You are called to the emergency room (ER). A 62 year old male with a history of chronic bronchitis has been admitted with a lower respiratory tract infection. The ER resident is requesting admission to intensive care for mechanical ventilation. On examination, the patient is tachypneic and cyanosed. His blood gas is pH 7.34 PCO2 54 PO2 45 HCO3 30 BE-2.

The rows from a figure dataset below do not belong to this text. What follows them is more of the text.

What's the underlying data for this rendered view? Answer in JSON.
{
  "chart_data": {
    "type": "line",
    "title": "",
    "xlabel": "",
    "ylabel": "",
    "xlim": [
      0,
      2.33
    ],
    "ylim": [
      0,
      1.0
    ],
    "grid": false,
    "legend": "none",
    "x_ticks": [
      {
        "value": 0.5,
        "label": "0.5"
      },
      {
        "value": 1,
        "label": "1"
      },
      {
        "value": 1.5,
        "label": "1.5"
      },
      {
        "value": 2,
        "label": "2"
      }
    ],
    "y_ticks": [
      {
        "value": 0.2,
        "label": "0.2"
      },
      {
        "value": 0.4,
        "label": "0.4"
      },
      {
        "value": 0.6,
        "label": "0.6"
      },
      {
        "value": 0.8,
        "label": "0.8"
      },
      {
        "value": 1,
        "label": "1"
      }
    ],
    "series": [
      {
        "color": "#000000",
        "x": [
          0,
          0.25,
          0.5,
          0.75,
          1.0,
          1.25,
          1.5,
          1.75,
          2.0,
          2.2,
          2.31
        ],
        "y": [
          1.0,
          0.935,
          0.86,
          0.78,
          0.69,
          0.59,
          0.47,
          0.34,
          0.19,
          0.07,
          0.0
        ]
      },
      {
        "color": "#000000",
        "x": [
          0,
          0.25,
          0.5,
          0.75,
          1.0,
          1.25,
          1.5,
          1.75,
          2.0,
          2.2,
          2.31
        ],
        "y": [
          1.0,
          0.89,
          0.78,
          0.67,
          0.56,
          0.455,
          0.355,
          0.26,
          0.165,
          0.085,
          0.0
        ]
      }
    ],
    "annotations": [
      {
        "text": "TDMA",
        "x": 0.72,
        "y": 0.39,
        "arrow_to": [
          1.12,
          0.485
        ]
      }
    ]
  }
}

You request a piece of information, perform a therapeutic maneuver and 30 minutes later the patient’s blood gas is: pH 7.32 pCO2 60 PO2 55 HCO3 31 BE 0. The nurse wishes to reduce the FiO2.

What information did you look for? What therapeutic maneuver did you perform, and what do you plan to do about the last blood gas?

What you were interested in was the patient’s baseline blood gas (from a previous admission): it was pH 7.38 PCO2 55 PO2 55 HCO3 32. The patient is hypoxemic at baseline, and retains CO2.

You increased the FiO2 to 40%, and have returned the PaO2 to baseline for this patient.

The nurses concern about the blood gas is inappropriate: this relates to the widely held misconception that inspired oxygen tension should be minimized in COPD patients to prevent loss of respiratory drive. This is incorrect, even if there is some truth in the basic science (questionable), chemoreceptors respond to arterial oxygen tension, not what is given at the mouth. In this case, the patients PaO2 is normal for him, and he is receiving the appropriate amount of oxygen. The raised CO2 relates to ventilation-perfusion mismatch, resulting from the underlying acute injury, and release of hypoxic pulmonary vasoconstriction. The administration of oxygen may have increased the amount of dead space ventilation. In addition, raised PACO2 displaces O2 at alveolar level, requiring a higher FiO2.